China’s steel, iron ore sectors may be passing the peak

China’s steel, iron ore sectors may be passing the peak

China’s steel, iron ore sectors may be passing the peak

It’s been a long time coming but Chinese steel prices are finally showing signs of running out of steam, with futures having dropped for six straight sessions.

The Shanghai Futures Exchange benchmark rebar contract closed at 4,160 yuan ($605) a tonne on Wednesday, having retreated from the seven-year high of 4,418 yuan a tonne, reached on Aug. 22.

The recent declines point to an increasing tug-of-war between still robust margins for steel makers and the likelihood of slowing demand growth in China, which produces about half of the world’s steel.

Steel futures gained about 29 percent from the end of last year to their recent peak, as Chinese mills enjoyed some of the strongest profits in years.

Output curbs related to efforts to control pollution and the cutting of older, less efficient capacity, has boosted the industry’s fortunes.

Improving profits have allowed steel mills to boost production by employing higher grade iron ore as a feedstock, which has the added benefit of requiring less coking coal per unit of steel produced.

The result has been record output, with China producing a fourth straight monthly high in July of 81.24 million tonnes, according to official statistics.

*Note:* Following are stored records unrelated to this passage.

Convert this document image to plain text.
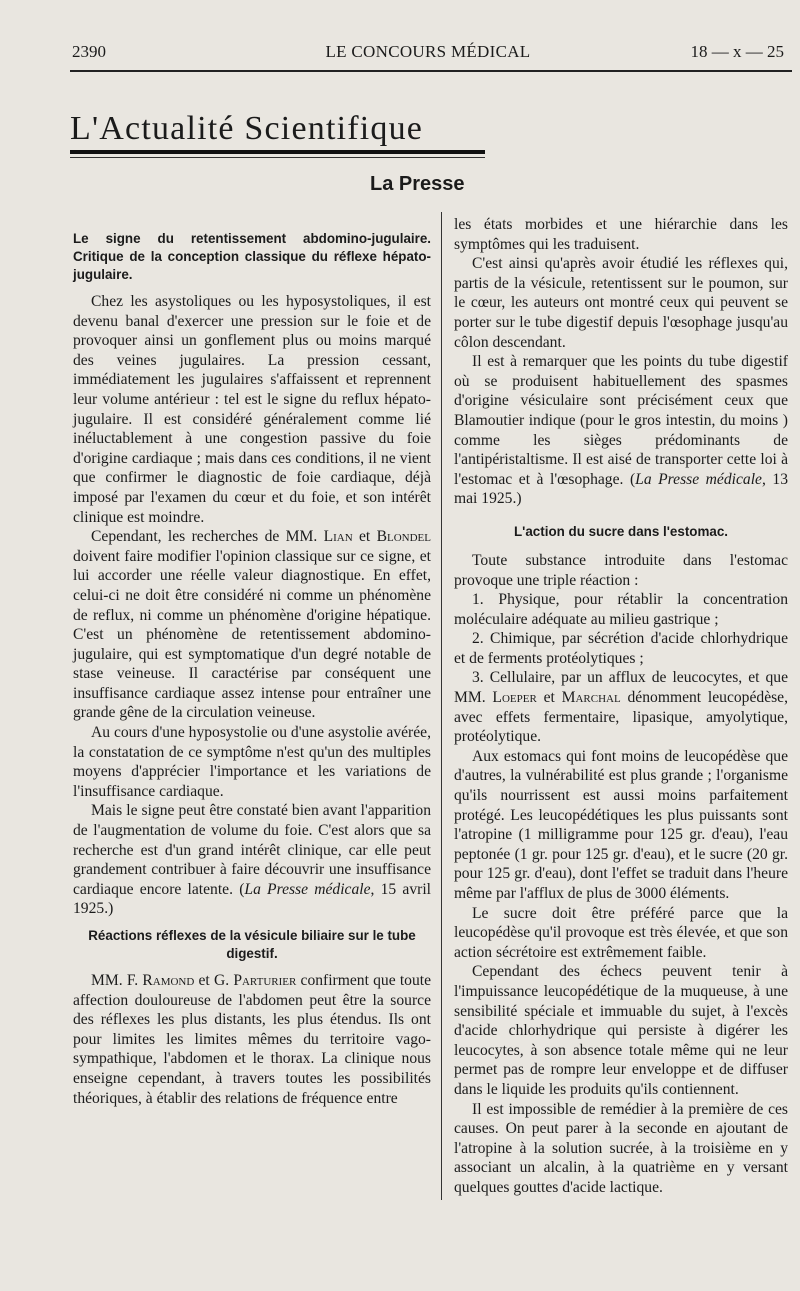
2390	LE CONCOURS MÉDICAL	18 — x — 25
L'Actualité Scientifique
La Presse
Le signe du retentissement abdomino-jugulaire. Critique de la conception classique du réflexe hépato-jugulaire.

Chez les asystoliques ou les hyposystoliques, il est devenu banal d'exercer une pression sur le foie et de provoquer ainsi un gonflement plus ou moins marqué des veines jugulaires. La pression cessant, immédiatement les jugulaires s'affaissent et reprennent leur volume antérieur : tel est le signe du reflux hépato-jugulaire. Il est considéré généralement comme lié inéluctablement à une congestion passive du foie d'origine cardiaque ; mais dans ces conditions, il ne vient que confirmer le diagnostic de foie cardiaque, déjà imposé par l'examen du cœur et du foie, et son intérêt clinique est moindre.

Cependant, les recherches de MM. Lian et Blondel doivent faire modifier l'opinion classique sur ce signe, et lui accorder une réelle valeur diagnostique. En effet, celui-ci ne doit être considéré ni comme un phénomène de reflux, ni comme un phénomène d'origine hépatique. C'est un phénomène de retentissement abdomino-jugulaire, qui est symptomatique d'un degré notable de stase veineuse. Il caractérise par conséquent une insuffisance cardiaque assez intense pour entraîner une grande gêne de la circulation veineuse.

Au cours d'une hyposystolie ou d'une asystolie avérée, la constatation de ce symptôme n'est qu'un des multiples moyens d'apprécier l'importance et les variations de l'insuffisance cardiaque.

Mais le signe peut être constaté bien avant l'apparition de l'augmentation de volume du foie. C'est alors que sa recherche est d'un grand intérêt clinique, car elle peut grandement contribuer à faire découvrir une insuffisance cardiaque encore latente. (La Presse médicale, 15 avril 1925.)

Réactions réflexes de la vésicule biliaire sur le tube digestif.

MM. F. Ramond et G. Parturier confirment que toute affection douloureuse de l'abdomen peut être la source des réflexes les plus distants, les plus étendus. Ils ont pour limites les limites mêmes du territoire vago-sympathique, l'abdomen et le thorax. La clinique nous enseigne cependant, à travers toutes les possibilités théoriques, à établir des relations de fréquence entre

les états morbides et une hiérarchie dans les symptômes qui les traduisent.

C'est ainsi qu'après avoir étudié les réflexes qui, partis de la vésicule, retentissent sur le poumon, sur le cœur, les auteurs ont montré ceux qui peuvent se porter sur le tube digestif depuis l'œsophage jusqu'au côlon descendant.

Il est à remarquer que les points du tube digestif où se produisent habituellement des spasmes d'origine vésiculaire sont précisément ceux que Blamoutier indique (pour le gros intestin, du moins ) comme les sièges prédominants de l'antipéristaltisme. Il est aisé de transporter cette loi à l'estomac et à l'œsophage. (La Presse médicale, 13 mai 1925.)

L'action du sucre dans l'estomac.

Toute substance introduite dans l'estomac provoque une triple réaction :

1. Physique, pour rétablir la concentration moléculaire adéquate au milieu gastrique ;

2. Chimique, par sécrétion d'acide chlorhydrique et de ferments protéolytiques ;

3. Cellulaire, par un afflux de leucocytes, et que MM. Loeper et Marchal dénomment leucopédèse, avec effets fermentaire, lipasique, amyolytique, protéolytique.

Aux estomacs qui font moins de leucopédèse que d'autres, la vulnérabilité est plus grande ; l'organisme qu'ils nourrissent est aussi moins parfaitement protégé. Les leucopédétiques les plus puissants sont l'atropine (1 milligramme pour 125 gr. d'eau), l'eau peptonée (1 gr. pour 125 gr. d'eau), et le sucre (20 gr. pour 125 gr. d'eau), dont l'effet se traduit dans l'heure même par l'afflux de plus de 3000 éléments.

Le sucre doit être préféré parce que la leucopédèse qu'il provoque est très élevée, et que son action sécrétoire est extrêmement faible.

Cependant des échecs peuvent tenir à l'impuissance leucopédétique de la muqueuse, à une sensibilité spéciale et immuable du sujet, à l'excès d'acide chlorhydrique qui persiste à digérer les leucocytes, à son absence totale même qui ne leur permet pas de rompre leur enveloppe et de diffuser dans le liquide les produits qu'ils contiennent.

Il est impossible de remédier à la première de ces causes. On peut parer à la seconde en ajoutant de l'atropine à la solution sucrée, à la troisième en y associant un alcalin, à la quatrième en y versant quelques gouttes d'acide lactique.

Year-to-date output to end-July grew 6.3 percent compared with the previous year to 532.85 million tonnes, as profit margins reached around 1,100 yuan a tonne, according to analysts from Huatai Futures.

While it’s logical to expect steel mills to maximise production when profit margins are elevated, there is some concern as to where all the steel is going.

The key construction sectors appear to still be enjoying strong activity, but perhaps not enough to justify a 6.3 percent increase in output.

Other steel-consuming sectors, such as appliance and goods manufacturing and car making are in a similar position.

Exports of steel products have been trending lower this year, with shipments of products in the first seven months of the year slipping 13.6 percent to 41.3 million tonnes.

The escalating trade dispute with the United States, and imposition of duties by other countries on Chinese steel means exports are unlikely to return to growth any time soon.

Visible inventories have been largely steady in recent weeks, but are still well down on levels earlier in the year, with data from consultancy SteelHome showing rebar stocks at 4.12 million tonnes in the week to Aug. 24, less than half the peak in early March.

With mounting concern about a cooling in the Chinese economy in the second half of the year, the risk is rising that steel’s stellar run must be coming to an end.

This should also have a desultory effect on iron ore as well, which has spent the past five months trading in a fairly narrow range.

Ore with a 62 percent iron content, the main benchmark, ended at $65.35 a tonne on Wednesday, according to prices assessed by Argus Media.

This means the steel-making ingredient has lost about 11.7 percent so far this year, although it should be noted that higher grade ore has performed better.

Argus assessed 65 percent iron ore at $94.40 a tonne on Wednesday, which is up 3 percent so far this year.

Low-grade iron ore has also declined more than the benchmark, with consultancy CuSteel citing 58 percent ore from India at a price of 245 yuan ($35.90) a tonne on Wednesday, down 12.5 percent from the end of last year.

The outperformance of higher grade iron ore does confirm that China’s steel mills have been using better quality ore to maximise output and lower emissions.

But it is also the case that they have still been importing significant volumes of lower grade ore.

Vessel-tracking data compiled by Thomson Reuters shows that Australia, which supplies mainly 62 percent and lower-grade 58 percent iron ore, has managed to boost its share of China’s imports to 67.4 percent for the first eight months of the year, compared with 66.1 percent for the same period in 2017.

In contrast, high-grade suppliers Brazil and South Africa both lost market share, with the South American country dropping to 19.5 percent from 21.2 percent, and South Africa slipping to 3.3 percent from 3.6 percent.